Manufacturing up in December amid uncertainty about future US-Canada relations

Business conditions in Canada’s manufacturing sector showed “modest” improvement in December, according to the latest Markit Canada Manufacturing Purchase Managers’ Index (PMI). The December reading of 51.8 was the highest in five months and well above the record-low of 47.5 set one year ago. The improved business conditions reflected growth in new orders, rising production volumes, and continued job creation in manufacturing firms. Greater spending by domestic clients in the energy and automotive sectors was cited by manufacturers as a main reason for the rise in business levels. Export sales, however, increased only marginally.

The importance of exports is of particular concern as Canada, along with the rest of the world, awaits the inauguration of a new US administration. President-elect Trump has already signalled that his primary policy direction will be America first. He has threatened two of the big three US automakers in recent days, GM and Ford, telling them that building cars in Mexico and sending them across the border, tax free, into the US is no longer on, NAFTA notwithstanding. Trump has pledged to renegotiate NAFTA to get better terms for the US, or scrap it entirely. This is expected to be one of the first items on his agenda after taking office.

Almost 80 per cent of Canada’s exports go to the US, and more than 15 per cent of those exports consist of cars, trucks and car parts, about the same amount as Canada imports. In last fall’s contract negotiations with the Detroit Three, Unifor secured pledges of about $1.5 billion in new investment in Canada. Could those investments be in jeopardy, once the avowedly protectionist Trump takes a closer look? Jerry Diaz, who negotiated the contracts for Unifor and who supports renegotiating NAFTA (he has called it a “disaster” for Canadian workers), believes Trump will focus on bigger trade targets, like South Korea and Japan, not on Canada.

Source: Statistics Canada

Concerns about how Trump could disrupt the status quo between the world’s two biggest trading partners prompted Prime Minister Trudeau to send Trump a video message in which he reminds the new president that Canada is America’s biggest international customer. Not only that, together we form “the world’s most advanced economy” in which Canadian and American companies “work closely together” to sell our products to the world.

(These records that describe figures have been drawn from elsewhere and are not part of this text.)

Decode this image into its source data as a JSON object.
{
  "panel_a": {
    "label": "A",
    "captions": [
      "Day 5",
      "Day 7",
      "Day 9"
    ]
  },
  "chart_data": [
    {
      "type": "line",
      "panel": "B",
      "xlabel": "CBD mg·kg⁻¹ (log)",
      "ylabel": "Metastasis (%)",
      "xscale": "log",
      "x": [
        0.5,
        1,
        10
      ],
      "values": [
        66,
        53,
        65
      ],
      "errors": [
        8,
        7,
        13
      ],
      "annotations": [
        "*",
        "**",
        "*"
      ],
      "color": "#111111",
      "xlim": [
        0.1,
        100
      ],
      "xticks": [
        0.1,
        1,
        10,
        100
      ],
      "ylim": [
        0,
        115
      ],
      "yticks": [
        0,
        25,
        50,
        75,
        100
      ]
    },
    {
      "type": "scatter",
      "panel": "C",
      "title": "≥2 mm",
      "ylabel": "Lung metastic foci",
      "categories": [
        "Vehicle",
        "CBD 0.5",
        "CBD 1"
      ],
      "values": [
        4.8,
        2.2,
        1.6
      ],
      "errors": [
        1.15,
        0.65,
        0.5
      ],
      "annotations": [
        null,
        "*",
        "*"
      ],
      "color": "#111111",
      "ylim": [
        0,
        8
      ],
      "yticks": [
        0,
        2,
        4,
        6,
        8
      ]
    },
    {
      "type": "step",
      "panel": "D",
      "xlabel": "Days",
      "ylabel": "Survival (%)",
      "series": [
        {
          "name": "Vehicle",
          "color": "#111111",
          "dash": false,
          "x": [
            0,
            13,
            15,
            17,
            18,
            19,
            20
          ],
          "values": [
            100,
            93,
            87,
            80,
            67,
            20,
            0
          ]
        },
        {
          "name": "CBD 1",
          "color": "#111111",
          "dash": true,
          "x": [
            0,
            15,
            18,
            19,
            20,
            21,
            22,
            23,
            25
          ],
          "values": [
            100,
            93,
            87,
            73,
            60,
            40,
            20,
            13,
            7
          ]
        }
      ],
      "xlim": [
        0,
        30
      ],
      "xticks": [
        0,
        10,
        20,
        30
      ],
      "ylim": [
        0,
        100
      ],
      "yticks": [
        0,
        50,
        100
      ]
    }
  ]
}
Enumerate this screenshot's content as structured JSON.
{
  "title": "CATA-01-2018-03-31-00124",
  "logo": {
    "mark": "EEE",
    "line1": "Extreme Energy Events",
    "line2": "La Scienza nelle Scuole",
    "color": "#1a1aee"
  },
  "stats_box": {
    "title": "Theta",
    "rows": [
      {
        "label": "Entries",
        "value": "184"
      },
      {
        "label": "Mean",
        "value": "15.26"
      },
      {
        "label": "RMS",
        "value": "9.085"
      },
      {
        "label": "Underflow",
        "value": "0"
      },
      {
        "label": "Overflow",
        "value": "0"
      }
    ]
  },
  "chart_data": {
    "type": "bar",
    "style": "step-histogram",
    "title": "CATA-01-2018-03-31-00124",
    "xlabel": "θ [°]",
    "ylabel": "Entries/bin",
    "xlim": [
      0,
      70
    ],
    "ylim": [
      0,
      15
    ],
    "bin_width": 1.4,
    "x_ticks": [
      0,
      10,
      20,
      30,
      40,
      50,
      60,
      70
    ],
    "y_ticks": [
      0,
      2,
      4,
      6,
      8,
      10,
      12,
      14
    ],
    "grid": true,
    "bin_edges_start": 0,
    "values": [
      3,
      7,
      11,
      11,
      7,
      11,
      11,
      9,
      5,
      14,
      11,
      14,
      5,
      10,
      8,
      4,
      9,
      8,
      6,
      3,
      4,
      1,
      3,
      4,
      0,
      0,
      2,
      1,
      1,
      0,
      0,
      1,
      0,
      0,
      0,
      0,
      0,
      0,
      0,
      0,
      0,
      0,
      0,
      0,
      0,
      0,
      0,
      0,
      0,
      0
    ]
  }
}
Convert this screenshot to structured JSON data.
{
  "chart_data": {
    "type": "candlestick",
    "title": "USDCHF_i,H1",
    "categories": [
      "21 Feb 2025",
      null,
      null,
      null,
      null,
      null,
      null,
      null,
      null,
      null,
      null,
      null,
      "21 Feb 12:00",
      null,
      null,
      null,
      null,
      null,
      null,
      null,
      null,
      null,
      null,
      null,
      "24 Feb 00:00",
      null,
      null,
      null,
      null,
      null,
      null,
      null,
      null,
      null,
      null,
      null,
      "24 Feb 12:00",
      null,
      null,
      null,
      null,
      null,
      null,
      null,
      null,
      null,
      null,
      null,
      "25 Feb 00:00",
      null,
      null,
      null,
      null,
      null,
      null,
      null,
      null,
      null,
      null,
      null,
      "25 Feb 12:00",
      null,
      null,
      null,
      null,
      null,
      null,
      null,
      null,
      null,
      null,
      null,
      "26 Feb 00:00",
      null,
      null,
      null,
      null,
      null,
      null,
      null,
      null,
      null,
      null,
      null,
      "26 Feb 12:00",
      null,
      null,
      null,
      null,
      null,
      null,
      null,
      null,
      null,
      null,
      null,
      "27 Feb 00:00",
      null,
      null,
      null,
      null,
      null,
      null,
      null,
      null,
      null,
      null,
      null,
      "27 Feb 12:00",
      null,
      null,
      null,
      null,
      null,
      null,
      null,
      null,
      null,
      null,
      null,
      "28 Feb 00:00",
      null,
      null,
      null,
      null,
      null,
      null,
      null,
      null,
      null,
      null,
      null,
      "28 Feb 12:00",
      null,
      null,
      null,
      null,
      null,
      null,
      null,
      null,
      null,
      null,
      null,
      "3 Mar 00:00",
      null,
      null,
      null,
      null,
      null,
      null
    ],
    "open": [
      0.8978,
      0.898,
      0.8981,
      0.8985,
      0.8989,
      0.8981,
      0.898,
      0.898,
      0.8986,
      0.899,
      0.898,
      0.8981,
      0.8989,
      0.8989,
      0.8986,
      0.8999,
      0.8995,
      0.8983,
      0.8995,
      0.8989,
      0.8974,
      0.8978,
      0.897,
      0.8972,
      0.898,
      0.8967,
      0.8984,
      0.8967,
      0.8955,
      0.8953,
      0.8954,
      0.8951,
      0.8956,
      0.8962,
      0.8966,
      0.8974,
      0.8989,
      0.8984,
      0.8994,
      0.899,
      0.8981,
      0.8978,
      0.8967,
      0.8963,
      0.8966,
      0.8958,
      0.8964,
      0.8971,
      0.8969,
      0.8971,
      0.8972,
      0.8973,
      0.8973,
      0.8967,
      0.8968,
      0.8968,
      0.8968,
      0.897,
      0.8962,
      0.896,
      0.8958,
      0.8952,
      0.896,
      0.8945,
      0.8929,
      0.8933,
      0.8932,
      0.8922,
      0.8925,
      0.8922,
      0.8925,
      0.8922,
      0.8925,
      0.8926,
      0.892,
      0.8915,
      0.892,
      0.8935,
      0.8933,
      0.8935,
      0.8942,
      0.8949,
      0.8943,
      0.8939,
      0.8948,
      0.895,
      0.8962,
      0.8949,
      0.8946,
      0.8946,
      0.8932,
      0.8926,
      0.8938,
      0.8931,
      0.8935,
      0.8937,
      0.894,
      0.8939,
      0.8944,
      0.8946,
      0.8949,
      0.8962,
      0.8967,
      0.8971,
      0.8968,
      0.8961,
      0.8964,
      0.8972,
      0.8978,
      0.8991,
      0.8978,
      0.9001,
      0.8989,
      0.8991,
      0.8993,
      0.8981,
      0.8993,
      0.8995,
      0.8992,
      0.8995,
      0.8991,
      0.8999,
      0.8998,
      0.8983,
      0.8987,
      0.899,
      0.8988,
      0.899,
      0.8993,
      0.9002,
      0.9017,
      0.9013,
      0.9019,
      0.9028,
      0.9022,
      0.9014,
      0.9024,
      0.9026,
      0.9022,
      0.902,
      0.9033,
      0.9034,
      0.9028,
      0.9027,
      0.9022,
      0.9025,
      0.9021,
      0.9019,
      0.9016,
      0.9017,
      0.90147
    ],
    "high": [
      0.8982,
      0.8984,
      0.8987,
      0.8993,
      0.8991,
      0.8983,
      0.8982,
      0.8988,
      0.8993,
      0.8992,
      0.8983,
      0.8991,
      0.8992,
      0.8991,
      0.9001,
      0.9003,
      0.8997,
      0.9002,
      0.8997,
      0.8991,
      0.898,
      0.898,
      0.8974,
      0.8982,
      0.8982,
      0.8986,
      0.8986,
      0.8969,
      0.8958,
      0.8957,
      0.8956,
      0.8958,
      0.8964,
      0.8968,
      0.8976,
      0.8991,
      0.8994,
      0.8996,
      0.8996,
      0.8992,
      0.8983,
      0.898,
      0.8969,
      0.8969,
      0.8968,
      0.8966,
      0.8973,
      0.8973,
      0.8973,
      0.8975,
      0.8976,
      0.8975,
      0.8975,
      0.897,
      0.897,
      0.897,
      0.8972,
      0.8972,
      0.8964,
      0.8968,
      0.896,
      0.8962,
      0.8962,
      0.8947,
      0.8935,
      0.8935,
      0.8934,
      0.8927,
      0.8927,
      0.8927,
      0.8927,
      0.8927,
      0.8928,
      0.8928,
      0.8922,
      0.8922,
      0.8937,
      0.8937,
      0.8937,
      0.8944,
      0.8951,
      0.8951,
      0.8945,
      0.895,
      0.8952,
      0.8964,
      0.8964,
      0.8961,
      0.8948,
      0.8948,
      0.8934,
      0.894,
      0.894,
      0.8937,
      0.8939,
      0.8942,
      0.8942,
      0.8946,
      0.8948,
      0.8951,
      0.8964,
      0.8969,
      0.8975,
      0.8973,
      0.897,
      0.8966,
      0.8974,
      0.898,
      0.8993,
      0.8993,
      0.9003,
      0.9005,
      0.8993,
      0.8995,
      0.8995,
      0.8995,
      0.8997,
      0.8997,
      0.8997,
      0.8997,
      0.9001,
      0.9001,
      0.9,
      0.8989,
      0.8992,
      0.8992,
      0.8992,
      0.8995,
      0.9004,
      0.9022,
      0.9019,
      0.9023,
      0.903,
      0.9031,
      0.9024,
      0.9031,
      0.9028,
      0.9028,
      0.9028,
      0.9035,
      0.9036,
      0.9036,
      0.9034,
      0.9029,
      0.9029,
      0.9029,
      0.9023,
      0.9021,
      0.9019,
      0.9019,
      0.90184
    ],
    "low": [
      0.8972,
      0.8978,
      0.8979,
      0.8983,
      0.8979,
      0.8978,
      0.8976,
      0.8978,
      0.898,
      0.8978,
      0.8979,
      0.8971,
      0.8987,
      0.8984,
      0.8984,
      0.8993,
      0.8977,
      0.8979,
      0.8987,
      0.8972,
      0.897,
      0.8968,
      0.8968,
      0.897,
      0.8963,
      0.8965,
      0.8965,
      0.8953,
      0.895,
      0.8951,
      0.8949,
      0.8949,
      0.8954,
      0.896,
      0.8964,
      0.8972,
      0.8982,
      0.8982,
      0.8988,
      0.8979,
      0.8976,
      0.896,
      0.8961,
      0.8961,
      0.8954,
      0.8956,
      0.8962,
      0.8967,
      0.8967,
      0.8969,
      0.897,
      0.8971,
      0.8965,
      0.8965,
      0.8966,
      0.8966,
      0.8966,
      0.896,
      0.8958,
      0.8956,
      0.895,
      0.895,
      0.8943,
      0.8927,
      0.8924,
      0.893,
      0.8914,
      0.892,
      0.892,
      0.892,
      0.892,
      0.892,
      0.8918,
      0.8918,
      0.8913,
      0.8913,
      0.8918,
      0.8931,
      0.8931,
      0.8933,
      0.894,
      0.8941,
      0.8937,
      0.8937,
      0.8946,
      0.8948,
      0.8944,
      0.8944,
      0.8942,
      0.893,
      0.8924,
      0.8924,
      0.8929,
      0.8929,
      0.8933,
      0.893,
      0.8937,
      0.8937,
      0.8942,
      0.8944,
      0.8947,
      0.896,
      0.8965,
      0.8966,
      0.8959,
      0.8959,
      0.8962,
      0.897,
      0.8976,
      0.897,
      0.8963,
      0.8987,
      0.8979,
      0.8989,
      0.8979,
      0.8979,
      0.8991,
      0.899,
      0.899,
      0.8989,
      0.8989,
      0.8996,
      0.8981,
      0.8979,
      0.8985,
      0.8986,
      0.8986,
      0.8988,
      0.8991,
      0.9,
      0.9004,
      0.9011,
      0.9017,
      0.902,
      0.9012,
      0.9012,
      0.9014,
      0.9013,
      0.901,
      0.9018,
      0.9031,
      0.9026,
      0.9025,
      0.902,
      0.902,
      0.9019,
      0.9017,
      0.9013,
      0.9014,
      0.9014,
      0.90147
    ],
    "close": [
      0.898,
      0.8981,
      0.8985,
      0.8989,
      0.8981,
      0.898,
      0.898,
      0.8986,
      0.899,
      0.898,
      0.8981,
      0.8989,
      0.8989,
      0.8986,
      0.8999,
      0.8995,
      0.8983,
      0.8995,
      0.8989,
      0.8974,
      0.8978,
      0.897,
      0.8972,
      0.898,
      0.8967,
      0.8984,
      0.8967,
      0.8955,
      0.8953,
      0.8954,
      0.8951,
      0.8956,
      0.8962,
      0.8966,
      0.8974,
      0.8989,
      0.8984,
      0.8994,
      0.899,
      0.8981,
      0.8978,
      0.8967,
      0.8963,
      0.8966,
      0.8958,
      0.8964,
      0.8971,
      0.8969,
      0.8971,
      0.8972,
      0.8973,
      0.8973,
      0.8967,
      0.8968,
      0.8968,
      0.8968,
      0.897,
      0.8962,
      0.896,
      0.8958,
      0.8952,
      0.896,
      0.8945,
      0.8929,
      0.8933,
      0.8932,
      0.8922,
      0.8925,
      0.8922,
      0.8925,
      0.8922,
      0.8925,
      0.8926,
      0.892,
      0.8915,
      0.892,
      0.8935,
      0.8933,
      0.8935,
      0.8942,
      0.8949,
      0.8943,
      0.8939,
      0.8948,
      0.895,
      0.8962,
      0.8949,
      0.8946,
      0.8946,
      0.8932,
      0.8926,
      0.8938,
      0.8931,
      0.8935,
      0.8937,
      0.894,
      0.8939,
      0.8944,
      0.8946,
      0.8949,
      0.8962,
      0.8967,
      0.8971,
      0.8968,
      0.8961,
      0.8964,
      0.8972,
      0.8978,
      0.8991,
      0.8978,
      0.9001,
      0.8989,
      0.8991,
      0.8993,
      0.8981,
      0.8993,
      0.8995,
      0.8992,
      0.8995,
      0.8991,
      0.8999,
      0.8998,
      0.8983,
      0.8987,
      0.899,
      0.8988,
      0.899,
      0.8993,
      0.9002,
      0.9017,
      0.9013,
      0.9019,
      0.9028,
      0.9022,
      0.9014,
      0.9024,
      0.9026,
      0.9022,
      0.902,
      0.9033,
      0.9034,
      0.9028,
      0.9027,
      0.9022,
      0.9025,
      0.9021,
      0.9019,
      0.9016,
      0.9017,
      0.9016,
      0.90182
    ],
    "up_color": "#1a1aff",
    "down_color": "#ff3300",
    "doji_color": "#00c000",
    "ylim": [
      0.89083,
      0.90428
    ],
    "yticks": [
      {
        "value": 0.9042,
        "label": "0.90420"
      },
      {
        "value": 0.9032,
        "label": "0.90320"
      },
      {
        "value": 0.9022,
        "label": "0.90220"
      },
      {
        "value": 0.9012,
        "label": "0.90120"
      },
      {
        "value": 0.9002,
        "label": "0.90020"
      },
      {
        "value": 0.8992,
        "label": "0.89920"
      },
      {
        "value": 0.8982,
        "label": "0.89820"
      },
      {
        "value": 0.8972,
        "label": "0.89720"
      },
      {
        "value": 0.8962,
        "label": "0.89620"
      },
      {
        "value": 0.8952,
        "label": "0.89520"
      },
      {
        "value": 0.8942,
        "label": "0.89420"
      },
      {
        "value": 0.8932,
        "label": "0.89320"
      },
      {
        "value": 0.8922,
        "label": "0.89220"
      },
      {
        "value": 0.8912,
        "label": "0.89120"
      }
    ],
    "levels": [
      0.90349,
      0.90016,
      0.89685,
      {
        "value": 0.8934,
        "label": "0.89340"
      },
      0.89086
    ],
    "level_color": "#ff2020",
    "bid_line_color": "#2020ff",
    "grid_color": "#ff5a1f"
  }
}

While Trump has often mentioned Mexico in the context of what he considers unfair trade practices, as well as immigration, he seldom refers directly to Canada. Canada’s ambassador to the US said in an interview reported in the Canadian Press that Trump and his team are concerned about issues like currency manipulation, dumping of steel, cheap labour, trade imbalances and low environmental standards in foreign countries that make it hard for US companies to compete. These issues do not apply to Canada, said David McNaughton, and this makes us “the good guys” in terms of trade.